Beginning this plan year, however, they've upped the ante. Not only has the incentive doubled to $480, but now the requirements to earn the incentive also include a healthy waist circumference and body mass index (BMI). Those who do not meet the new requirements can still earn the incentive by achieving roughly a 10-pound weight loss or by participating in a choice of education, coaching and wellness challenges.

"We've made some small shifts, but not huge ones," says Alisa Ford, senior director of human resources for KUMed. "This year because we've increased the incentives and we've required people to participate in wellness during the year, hopefully we'll get that engagement. Employees will start to see some changes in their health.
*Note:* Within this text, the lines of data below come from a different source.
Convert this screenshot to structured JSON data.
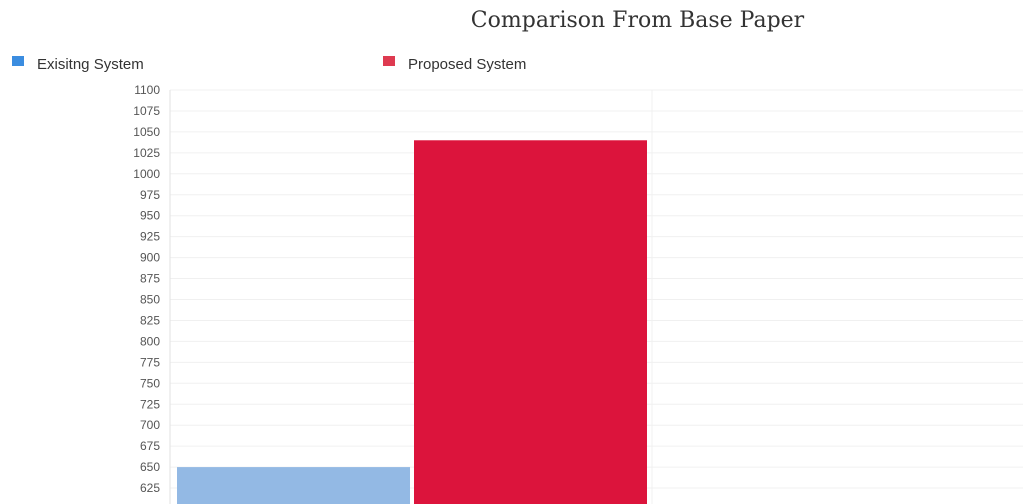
{
  "chart_data": {
    "type": "bar",
    "title": "Comparison From Base Paper",
    "xlabel": "",
    "ylabel": "",
    "series": [
      {
        "name": "Exisitng System",
        "color": "#93b9e4",
        "values": [
          650
        ]
      },
      {
        "name": "Proposed System",
        "color": "#dc143c",
        "values": [
          1040
        ]
      }
    ],
    "yticks": [
      625,
      650,
      675,
      700,
      725,
      750,
      775,
      800,
      825,
      850,
      875,
      900,
      925,
      950,
      975,
      1000,
      1025,
      1050,
      1075,
      1100
    ],
    "ylim": [
      600,
      1100
    ],
    "grid": true,
    "legend_position": "top-left"
  },
  "colors": {
    "legend_existing": "#3b8de0",
    "legend_proposed": "#de3a50",
    "grid": "#f0f0f0",
    "axis": "#e2e2e2"
  }
}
I'm anticipating and hopeful that we'll see a big shift in numbers."

For example, in 2009, the number of smokers had dropped by 0.5%, the number of employees with high cholesterol dropped by 3%, and the number of female employees with a waist circumference of 35 inches or more dropped 4%.

KUMed is unique in that its program goes beyond rewarding employees just for signing up. There is now an expectation that employees need to maintain or achieve some measurable health metric-such as a healthy BMI-or be actively participating in activities to help them get there.